Er sagte nichts. Er sah weg, weil es ihn nicht interessierte. Gab doch so viele, die darauf herumhacken würden. Todessehnsucht, ja, vielleicht. Aber ohne ihn. Mund halten und wegsehen, blind sein, das war immer das Beste.

Ray vergaß schnell. Weil er schnell vergessen wollte. Bis er in dieser einen Nacht – er war nur leicht betrunken – einen Abstecher gemacht hatte. Dahin, wo man normalerweise nicht ging, schon gar nicht im Dunkeln.

Für Daphne war die Dunkelheit immer ein willkommenes Geschenk gewesen. Unsichtbar sein fiel so leicht, wenn man selbst auch nichts sah. Das war ein bisschen wie das Versteckspiel eines Kindes: Ich sehe dich nicht, du siehst mich nicht.

In der Dunkelheit funktionierte das. Meistens.

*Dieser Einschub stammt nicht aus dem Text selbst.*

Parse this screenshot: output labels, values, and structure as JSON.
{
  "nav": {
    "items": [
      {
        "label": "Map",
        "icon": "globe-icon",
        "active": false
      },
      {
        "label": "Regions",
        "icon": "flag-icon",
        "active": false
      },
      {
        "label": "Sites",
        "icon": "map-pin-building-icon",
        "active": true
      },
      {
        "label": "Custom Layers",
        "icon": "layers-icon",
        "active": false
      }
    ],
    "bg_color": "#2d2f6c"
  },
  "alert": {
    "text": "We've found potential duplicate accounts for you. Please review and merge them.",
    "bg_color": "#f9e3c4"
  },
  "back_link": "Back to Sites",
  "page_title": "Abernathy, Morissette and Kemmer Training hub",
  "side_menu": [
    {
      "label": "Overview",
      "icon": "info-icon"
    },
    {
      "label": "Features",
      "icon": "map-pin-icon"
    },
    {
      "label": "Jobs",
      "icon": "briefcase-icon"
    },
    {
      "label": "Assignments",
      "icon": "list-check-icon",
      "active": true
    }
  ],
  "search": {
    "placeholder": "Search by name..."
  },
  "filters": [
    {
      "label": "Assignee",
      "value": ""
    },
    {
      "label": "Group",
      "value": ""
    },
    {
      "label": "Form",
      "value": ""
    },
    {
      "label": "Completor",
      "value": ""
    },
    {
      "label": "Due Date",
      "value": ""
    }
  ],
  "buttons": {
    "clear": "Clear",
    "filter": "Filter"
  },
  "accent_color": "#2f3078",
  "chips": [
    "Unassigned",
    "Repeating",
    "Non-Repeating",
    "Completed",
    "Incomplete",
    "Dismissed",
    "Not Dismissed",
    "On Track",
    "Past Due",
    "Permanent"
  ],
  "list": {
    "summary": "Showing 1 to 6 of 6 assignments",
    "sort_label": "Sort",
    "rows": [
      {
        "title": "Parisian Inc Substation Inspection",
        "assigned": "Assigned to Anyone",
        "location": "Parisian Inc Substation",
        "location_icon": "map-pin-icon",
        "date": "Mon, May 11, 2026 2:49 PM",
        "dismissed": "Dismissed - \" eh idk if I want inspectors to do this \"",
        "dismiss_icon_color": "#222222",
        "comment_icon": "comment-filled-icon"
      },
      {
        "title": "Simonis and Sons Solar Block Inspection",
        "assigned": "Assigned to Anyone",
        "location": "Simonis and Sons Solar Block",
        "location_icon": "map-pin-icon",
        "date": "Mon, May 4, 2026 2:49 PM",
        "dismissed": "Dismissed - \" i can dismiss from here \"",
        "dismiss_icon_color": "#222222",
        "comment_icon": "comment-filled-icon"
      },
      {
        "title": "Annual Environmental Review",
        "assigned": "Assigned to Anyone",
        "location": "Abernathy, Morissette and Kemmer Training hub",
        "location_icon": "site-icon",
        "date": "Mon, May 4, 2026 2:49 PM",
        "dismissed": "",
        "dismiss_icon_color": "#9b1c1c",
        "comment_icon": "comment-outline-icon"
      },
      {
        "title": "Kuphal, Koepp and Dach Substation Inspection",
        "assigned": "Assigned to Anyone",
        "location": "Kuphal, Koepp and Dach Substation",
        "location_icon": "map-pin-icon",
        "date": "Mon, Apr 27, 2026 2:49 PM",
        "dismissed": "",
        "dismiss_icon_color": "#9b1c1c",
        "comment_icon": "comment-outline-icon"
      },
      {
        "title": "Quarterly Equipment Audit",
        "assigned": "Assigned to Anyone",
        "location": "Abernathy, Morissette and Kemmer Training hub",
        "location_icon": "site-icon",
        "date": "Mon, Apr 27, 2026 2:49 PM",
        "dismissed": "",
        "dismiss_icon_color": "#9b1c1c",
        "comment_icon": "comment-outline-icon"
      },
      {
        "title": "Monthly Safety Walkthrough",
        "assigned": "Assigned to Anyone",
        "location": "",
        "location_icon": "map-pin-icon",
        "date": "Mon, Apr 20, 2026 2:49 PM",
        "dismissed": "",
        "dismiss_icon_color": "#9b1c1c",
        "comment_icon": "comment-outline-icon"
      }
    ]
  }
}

Sie nahm eigentlich nicht gern diese Abkürzung, aber sie war schon spät dran und ihr Vater sollte nicht schon wieder enttäuscht sein von ihr, nur weil sie nicht rechtzeitig nach Hause kam.

Natürlich hatte sie von der Sache gehört und… irgendwie war es schon seltsam. Vielleicht auch ganz nett. Wenn die in ihrer Stufe etwas sagten, lächelte Daphne und nickte – bravbravbrav –, aber sie hätte vermutlich auch schreien können, niemand achtete auf sie.

Sie war unsichtbar. Invisible girl.

Sicher war sicher. Sie lächelte und nickte. Sah und hörte und sagte. Nichts. Warum auch? Um vermutlich selbst noch in die Schusslinie zu geraten?

In dieser einen Nacht dachte sie das auch. Sie dachte es und sie verhielt sich wie immer, wie sich jeder Mensch – jeder unsichtbare Mensch – verhalten würde: verstecken.

Natürlich sah sie. Natürlich hörte sie.

Alles.

Sie sah Marlon. Und Ray. Und Felix.

Ganz kurz nur hatte sich Felix gewünscht, mitzumachen. Frust ablassen nannte er das und Frust hatte er genug in der letzten Zeit, ganz klar.

Er dachte es. Kurz. Und dann stellte er sich taub und blind und machte einen großen Bogen um sie alle. Die Bilder blieben in seinem Kopf, die Geräusche in seinem Ohr. Blieben wie festgeklebt.

Felix wollte nicht. Daran denken. Oder helfen. Er wollte einfach nur, dass der Scheiß endlich vorbei war und dass alles wieder normal sein würde.

Ohne Marlon.

Ohne Ray und ohne Daphne.

Aber weil sie nun mal klebten, da wo sie nicht hingehörten, lernte er, damit zu leben. Musste nun mal damit leben.

Felix war taub und blind und stumm.

Bis alles wieder normal sein würde. Und das würde geschehen, er musste einfach nur warten. Einfach abwarten.